Republican Sen. Jeff Flake said Tuesday that he was “”still listening” to
the administration’s lobbying, but said it “seems strange” to believe
officials’ briefings that Syrian targets would be still in place weeks after
they were identified.

Obama won conditional support this week from one of his fiercest foreign policy
critics, Republican Sen. John McCain. The Arizona senator said Tuesday that he
is prepared to vote for the authorization that Obama seeks, but he told NBC he
wouldn’t back a resolution that fails to change the battlefield equation, where
Assad still has the upper hand.

The Associated Press canvassed the state’s nine House members for their
positions Tuesday, reaching all but Republican Rep. Trent Franks.

Democratic Rep. Raul Grijalva said he was committed to a “no” vote, while
saying he believes the president when he says there’s proof Syrian Bashar Assad
used chemical weapons on his own citizens.

“The debate is about the use of force, the debate is about unilateral
action,” Grijalva told the AP. “And having seen what unilateralism has done in
the past, in Iraq and Afghanistan, particularly in the Middle East, this is a
quagmire I think we need to avoid, and use the international community as a
principal body to level sanctions.”

Two Republican House members also are strongly leaning against a use-of-force
resolution, according to their spokeswomen.

“As of now, unless something drastically changes, he’s leaning towards no,”
spokeswoman Apryl Marie Fogel said of her boss, Rep. Paul Gosar.

Rep. David Schweikert also was strongly leaning against supporting the
resolution.

“David’s not convinced there’s a U.S. interest and if we get engaged, what’s
our exit strategy,” spokeswoman Rachel Semmel said.

Democratic Reps. Ann Kirkpatrick, Ron Barber and Ed Pastor were undecided,
while Rep. Kyrsten Sinema said she was undecided, but had concerns about
ramifications of a strike.

Undecided on the Republican side was Rep.

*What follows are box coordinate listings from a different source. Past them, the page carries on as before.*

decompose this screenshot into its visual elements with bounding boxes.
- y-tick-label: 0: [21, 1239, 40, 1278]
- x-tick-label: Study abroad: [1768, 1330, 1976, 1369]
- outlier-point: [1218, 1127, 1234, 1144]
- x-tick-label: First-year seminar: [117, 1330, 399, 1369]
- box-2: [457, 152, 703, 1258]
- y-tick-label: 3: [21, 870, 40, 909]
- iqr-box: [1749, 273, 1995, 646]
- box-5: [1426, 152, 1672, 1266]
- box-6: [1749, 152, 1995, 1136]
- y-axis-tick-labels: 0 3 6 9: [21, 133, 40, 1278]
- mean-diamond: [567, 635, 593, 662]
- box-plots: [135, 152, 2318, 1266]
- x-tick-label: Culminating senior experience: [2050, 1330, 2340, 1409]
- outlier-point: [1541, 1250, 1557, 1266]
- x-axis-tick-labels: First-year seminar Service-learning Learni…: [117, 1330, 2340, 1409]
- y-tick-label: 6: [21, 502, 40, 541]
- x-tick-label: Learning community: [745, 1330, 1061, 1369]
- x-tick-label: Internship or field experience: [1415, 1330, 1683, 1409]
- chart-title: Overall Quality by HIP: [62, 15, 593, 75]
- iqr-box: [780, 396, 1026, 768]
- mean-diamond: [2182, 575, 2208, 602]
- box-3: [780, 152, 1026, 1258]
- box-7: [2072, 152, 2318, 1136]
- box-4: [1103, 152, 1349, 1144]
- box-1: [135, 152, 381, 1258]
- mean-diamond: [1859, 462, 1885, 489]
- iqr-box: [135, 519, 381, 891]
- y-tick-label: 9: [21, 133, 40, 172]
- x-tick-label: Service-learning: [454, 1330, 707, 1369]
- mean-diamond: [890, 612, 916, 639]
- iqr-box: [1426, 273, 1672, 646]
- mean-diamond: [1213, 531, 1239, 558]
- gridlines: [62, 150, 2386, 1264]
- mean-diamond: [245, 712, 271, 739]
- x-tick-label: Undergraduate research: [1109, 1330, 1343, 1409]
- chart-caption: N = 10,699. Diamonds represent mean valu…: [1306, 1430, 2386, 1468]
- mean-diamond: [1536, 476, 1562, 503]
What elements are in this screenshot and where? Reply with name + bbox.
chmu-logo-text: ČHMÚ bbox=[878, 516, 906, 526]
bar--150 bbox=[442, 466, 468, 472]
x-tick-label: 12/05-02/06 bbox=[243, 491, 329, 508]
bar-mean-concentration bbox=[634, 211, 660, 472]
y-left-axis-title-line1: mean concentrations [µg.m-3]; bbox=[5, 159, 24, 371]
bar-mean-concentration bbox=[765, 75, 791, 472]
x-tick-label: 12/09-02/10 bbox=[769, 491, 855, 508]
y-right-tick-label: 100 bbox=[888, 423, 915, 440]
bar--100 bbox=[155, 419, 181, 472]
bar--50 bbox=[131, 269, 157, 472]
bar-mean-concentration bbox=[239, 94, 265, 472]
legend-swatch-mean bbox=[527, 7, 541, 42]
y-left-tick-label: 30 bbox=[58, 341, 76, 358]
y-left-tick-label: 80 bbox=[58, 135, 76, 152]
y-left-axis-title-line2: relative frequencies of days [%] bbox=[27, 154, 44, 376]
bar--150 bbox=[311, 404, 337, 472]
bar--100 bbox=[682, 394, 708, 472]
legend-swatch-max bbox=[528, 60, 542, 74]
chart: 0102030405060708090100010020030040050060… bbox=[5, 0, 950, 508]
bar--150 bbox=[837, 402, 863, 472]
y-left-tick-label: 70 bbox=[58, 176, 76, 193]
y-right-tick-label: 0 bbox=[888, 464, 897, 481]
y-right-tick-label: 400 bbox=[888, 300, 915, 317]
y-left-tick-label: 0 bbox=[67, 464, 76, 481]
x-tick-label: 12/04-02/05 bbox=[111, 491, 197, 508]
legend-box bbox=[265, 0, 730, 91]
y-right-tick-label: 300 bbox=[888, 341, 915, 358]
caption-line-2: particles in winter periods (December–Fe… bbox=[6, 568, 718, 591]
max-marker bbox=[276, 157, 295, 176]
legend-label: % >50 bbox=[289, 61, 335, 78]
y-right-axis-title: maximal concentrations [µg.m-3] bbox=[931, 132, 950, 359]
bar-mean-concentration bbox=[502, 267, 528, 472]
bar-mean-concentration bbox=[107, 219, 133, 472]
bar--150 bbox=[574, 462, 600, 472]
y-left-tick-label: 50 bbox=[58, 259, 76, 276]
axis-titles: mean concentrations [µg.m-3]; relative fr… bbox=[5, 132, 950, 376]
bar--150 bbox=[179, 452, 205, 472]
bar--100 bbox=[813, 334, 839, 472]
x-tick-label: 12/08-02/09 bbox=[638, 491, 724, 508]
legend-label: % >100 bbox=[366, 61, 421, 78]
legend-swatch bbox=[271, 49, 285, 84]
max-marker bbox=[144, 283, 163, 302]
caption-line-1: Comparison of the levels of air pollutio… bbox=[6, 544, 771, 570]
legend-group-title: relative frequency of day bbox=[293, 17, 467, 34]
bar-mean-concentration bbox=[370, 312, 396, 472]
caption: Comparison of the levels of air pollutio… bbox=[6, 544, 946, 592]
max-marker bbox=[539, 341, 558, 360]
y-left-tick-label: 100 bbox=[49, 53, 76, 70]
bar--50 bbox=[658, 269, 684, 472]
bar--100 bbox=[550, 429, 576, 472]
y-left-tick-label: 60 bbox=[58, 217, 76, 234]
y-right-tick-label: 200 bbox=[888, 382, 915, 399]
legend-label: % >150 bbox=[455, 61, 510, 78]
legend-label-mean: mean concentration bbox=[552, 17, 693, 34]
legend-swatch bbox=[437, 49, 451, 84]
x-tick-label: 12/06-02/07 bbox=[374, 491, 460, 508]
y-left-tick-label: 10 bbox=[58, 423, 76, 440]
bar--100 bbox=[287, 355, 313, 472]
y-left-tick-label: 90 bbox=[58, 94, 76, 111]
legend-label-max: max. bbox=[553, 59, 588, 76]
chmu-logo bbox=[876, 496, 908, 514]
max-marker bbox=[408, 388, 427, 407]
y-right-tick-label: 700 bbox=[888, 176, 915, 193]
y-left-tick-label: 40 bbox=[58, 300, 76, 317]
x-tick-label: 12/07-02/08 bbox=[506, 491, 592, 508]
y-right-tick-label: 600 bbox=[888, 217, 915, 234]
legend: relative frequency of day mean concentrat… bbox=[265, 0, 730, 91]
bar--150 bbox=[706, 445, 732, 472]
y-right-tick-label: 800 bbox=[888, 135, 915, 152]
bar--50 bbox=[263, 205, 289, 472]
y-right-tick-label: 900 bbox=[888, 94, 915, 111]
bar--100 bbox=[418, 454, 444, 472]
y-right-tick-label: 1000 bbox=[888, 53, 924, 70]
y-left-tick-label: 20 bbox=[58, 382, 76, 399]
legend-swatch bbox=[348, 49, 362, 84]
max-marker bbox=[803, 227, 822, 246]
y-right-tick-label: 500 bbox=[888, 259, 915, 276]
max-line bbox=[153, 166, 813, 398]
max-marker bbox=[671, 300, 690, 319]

Matt Salmon, who was among 98
Republicans and 18 Democrats who signed a letter to Obama last week demanding
that he seek congressional authorization for any military action against Syria.

“If it is proven that the Assad regime used chemical weapons against its own
people there must be consequences; the question for the administration, Congress
and the American people, is what should those consequences be,” Salmon said in
a weekend statement.

Spokeswoman Kristine Michalson said Salmon was traveling to Washington on
Tuesday and expects to get a classified briefing and attend a hearing Wednesday.
He is on House Foreign Affairs Committee.

A spokesman for Franks didn’t return calls seeking comment.